Most of the time I try to avoid reinventing the wheel. And most of the time I fail and forced to do so. That’s what happened to me when I decided to write my own textual modeling framework. I’ve used (and currently using) Xtext in several projects and tried EMFText once. Both of them are great projects with great possibilities, but I’ve come across a problem which required a different approach. I needed a more dynamic toolkit, where the language is extensible and easier to maintain.

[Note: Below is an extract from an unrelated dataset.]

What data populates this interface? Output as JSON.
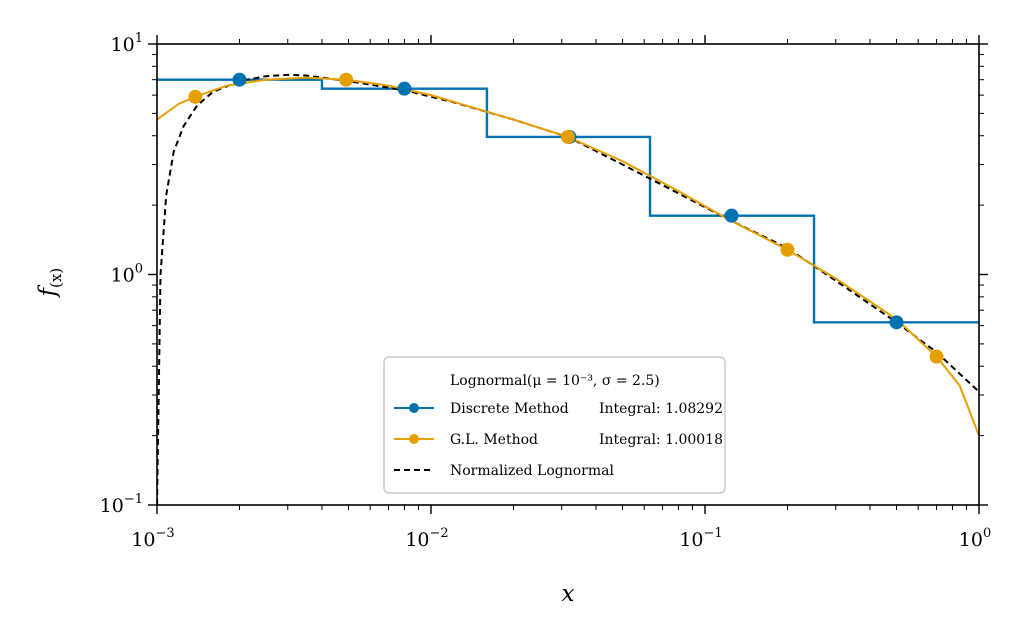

Xtext is a true leviathan when it comes to its features, it works out-of-box with a few clicks and gives a really feature-rich and customizable editor for your DSL. However, if you want something lightweight, it quickly becomes a dependency hell. Even if you don’t use Xbase you can’t leave out JDT from your project. It’s also a pain in the ass to configure a headless parser. And the top on this, newer versions of Xtext is often not compatible with generated code created by older Xtext and vice-versa. One of the main motivations of EMFText is to address these problems. The generated code of EMFText is truly standalone, it only depends on a common Antlr plugin.
But both technologies come with a bunch of generated code to keep up-to-date and maintain. Of course, the generated code can be removed from the version control, the generation itself can be moved into a build script to run on CI, but there are some generated first-time then extended by hand parts (e.g. scoping in Xtext). So I thought do we really need all this code generation? Couldn’t a grammar model be used as it is to parse a text? I gave it a shot and found out it’s possible.
To eliminate code generation, I had to drop Antlr and any other parser generator toolkits. The parser algorithm shall be independent from the used grammar model, so I decided to use an Earley parser. Obviously the downside of the approach is performance, but that’s the point: trading speed for flexibility.
A simple example
For a quick show of the features, I’ve created a simple example grammar. First, as expected from every textual modeling toolkit, there is a grammar definition for the grammar model itself, which makes it possible to edit the grammar in a convenient syntax highlighting editor:
To make the upper grammar work, a few hand-written parts are necessary:
- A resource factory implementation, to register the file type
- A resource implementation based on AbstractTextualResource, which connects grammar to the resource type and delegates feature resolving to java code.
- Extensions to register the grammar file, the resource factory and the editor
If everything goes as expected, you can try your new language with a convenient syntax highlighting editor:
The parsed model and the abstract syntax tree (for debugging the grammar) is shown in the outline view of the editor. The view gets the icon and label decorations of the elements from the generated EMF adapter factories:
Textualmodeler on GitHub: https://github.com/balazsgrill/textualmodeler/
Interesting proposal. I do agree that Xtext is a bit heavy on dependencies and their compatibility is not the best, however EMFText is sadly somewhat less fine-tuned to me.
The removal of code generation is not that big issue for me, as although it is possible to parse the grammar during runtime, although I believe in the performance gains achieved by optimizing the parser generation-time. Additionally, it is easier to extend generated code (if well-designed, such as Xtext’s) than a generic framework (without any kind of typesafe wrapper). Additionally, I believe, the Antlr guys are writing a better parser than me… 🙂
What would be interesting to know how good your approach handles bad inputs. That is one point I really like Antlr/Xtext, as out of the box it is handled quite well, and can be extended by model-specific parts.
As always, you managed to point out the weak spot of an approach at first glance 🙂
Early algorithm cannot finish if there is a syntax error in the input, currently my best approach is to determine the last character of the input which could be parsed. Although I have an idea to modify the Earley algorithm so it can determine the minimal changes in the input (terminal additions or removals) that would make it valid. This would enable the implementation of some higher level features like content assist.
That first glance is cheating: I am teaching how important it is to handle incorrect inputs, and regularly test students code in this regard. 🙂
This minimal changes approach sounds interesting, however, I do not know the internals to determine how good this will be.
But again, it is an interesting experiment; I would be glad to hear more about this.